Das letzte Stück Prosa ist eine süffisan(ft)e Satire über "Die Tugend der Penelope". Ein dankbares Sujet, das den neugierigen Leser darauf aufmerksam macht, sich zu fragen: Wie fühlt sich diese jahrzehntelang warten müssende Penelope eigentlich, während all das passiert ringsum - und sie nur ihrem Image als tugendhafte Gattin ex post tapfer treu bleiben muß bei Tag und Nacht. Bienek erfindet eine pikante Anekdote um diese Frau, deren weibliche Bedürfnisse zuletzt siegen und sich freischwimmen, jedoch nicht ohne Rückschlag.
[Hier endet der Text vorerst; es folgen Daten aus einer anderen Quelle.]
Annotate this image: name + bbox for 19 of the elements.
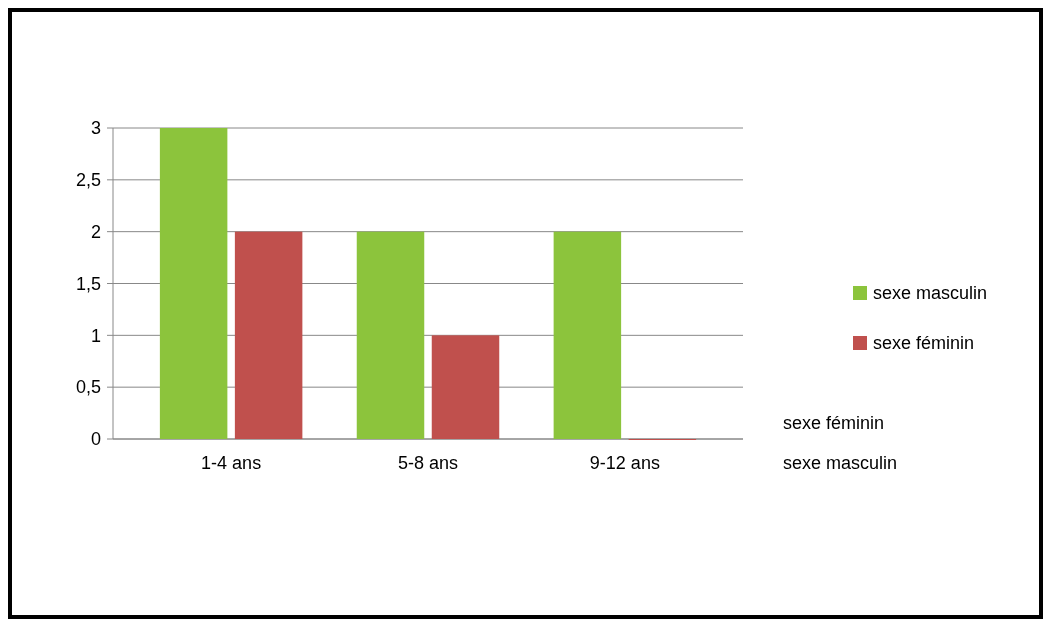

Fast ein Stück 'sehr erotischer Prosa...' , die Bienek hier vorlegt, so heterogen all die andern Texte dieses Bandes daherkommen. Man möche insgesamt für diesen von einer Makrosatire sprechen, im ursprünglichen Wortsinn: eine Schale voller höchst unterschiedlicher Früchte.

Bienek, um den heute weniger gestritten wird als um die, die ihn überholt haben an Ruhm, sollte, zumindest anhand dieses Bandes wieder gelesen werden. Keine Avantgarde entdeckt man, doch suggestiven, Gefühl für Allzumenschliches vermittelndes literarischen Ton.